I did not get into to tenkara because of minimalism. And for years I rejected the idea outright. Something about it just didn’t sit right with me. I’ve always found it difficult being affiliated with a “club”, be it an official organization or simply a group of people united by a philosophy or lifestyle choices. For better or for worse I guess I’m a bit oppositionally defiant (probably for the worse). Maybe because of childhood events I’m afraid of rejection, or maybe it’s just my introvert’s personality. I guess we can leave that for the shrink’s sofa. To quote Pee Wee Herman “I’m a loner Dottie. A rebel.”

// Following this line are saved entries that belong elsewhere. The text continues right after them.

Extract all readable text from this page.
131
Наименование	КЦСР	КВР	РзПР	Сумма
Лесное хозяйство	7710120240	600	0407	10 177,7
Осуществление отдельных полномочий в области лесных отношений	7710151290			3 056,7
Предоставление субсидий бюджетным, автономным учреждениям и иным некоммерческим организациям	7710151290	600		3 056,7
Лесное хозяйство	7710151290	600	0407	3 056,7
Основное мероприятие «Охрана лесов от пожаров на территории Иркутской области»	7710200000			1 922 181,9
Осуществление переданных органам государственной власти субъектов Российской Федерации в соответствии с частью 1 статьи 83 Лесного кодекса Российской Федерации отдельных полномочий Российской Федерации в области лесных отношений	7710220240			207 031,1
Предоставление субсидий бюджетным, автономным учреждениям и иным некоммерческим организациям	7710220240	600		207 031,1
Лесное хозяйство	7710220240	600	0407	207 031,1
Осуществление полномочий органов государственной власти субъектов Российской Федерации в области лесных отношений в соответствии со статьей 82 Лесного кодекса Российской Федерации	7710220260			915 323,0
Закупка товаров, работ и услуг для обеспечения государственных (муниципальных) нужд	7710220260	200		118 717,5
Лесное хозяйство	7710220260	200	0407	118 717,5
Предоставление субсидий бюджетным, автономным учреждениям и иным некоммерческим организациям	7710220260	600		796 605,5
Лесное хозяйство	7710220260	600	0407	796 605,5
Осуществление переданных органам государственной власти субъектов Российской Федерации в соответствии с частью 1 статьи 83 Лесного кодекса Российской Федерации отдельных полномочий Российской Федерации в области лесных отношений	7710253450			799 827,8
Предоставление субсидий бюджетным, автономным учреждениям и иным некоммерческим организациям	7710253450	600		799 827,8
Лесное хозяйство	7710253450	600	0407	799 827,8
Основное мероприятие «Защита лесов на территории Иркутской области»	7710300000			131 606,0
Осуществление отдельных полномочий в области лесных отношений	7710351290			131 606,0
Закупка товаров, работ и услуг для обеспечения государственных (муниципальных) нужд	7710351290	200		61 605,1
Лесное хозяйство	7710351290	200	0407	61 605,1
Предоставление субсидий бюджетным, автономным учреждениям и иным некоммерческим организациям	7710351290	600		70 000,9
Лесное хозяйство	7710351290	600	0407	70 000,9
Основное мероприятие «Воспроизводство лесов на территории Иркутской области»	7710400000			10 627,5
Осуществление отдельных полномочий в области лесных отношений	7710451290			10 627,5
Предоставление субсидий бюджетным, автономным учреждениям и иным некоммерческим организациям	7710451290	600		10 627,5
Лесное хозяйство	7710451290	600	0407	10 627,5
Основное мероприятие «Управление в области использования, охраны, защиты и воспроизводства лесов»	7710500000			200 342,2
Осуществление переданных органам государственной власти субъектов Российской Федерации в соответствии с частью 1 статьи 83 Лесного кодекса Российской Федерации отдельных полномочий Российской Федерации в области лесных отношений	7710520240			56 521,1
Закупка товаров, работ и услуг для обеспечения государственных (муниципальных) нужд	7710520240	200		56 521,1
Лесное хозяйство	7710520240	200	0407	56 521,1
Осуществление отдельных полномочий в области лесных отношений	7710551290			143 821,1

I bought my first tenkara rod because I thought it would be a good way to sneak some fly fishing into family hikes. This is the truth. No grand vision or philosophical mission. It simply looked like a way to speed up the transition from hiking to casting and so lessen the irritation factor for the wife and kids when I wanted to stop for a few minutes of fishing during a stream side ramble. Isn’t it funny how all hiking trails run along streams? At least that’s what my family must have thought.
The minimalism of it snuck up on me; it took the form of the grease that lessened the startup friction of activity. I want to believe that I like complexity. But of course that is partly just a way to preserve inertia. An object at rest tends to stay at rest. The more moving parts a thing has the less likely I am to do it. I’m just not very organized and getting past that inertia is difficult. That’s really how tenkara took a hold of my fishing life; by lessening the inertia.
I would plan a fishing trip and I’d pack all the gear. The various rods and reels. All the fly boxes. And when I got out of the car and it was time to rig up and hit the water I found myself reaching for the tenkara gear more and more because it was easier. I didn’t think of it as simplicity or minimalism. I probably didn’t really think of it at all in the moment. I just sort of followed the path of least resistance. Which was tenkara gear.
But gravity has a way of pulling things back in. So following the Big Bang of tenkara epiphany, the Big Crunch started happening. Things I’d shed started coming back. The simple tenkara gear got more and more complicated – or at least it got more and more. That’s the dirty secret of tenkara I reckon. Tenkara rods are like Pringles (and guitars) you just can’t have one. Things were getting complicated again.
A while back I got the Everyday Mini Pack from Tenkara Rod Company to check out and potentially review. And I remember thinking “this is a cool little pack.” But I have to admit to also thinking “but it’s a bit small for me”. With the idea of testing it out, I started using it. And I have to tell you I was surprised. Not necessarily by the pack itself. It’s a pretty simple (though well thought out bit of kit). But I was surprised by the feeling of relief that it gave me.
I don’t want to overstate things and sound too cheesy, but using this small pack gave me the excuse to keep things simple again. It made me feel a bit unprepared and off balance but it also made me be more thoughtful about what to bring along with me. So sort of like tenkara itself, I was a bit resistant to the charm at first, but then it grew on me.
And I’m not blind to the irony of suggesting that you buy new gear to keep things simple. Of course there is absolutely no need for that. You may already have a small pack that you’ve “outgrown”. Get that pack out again and see if it can bring back some simple charms. Or just throw a small box of flies and tippet in your pocket and keep it simple.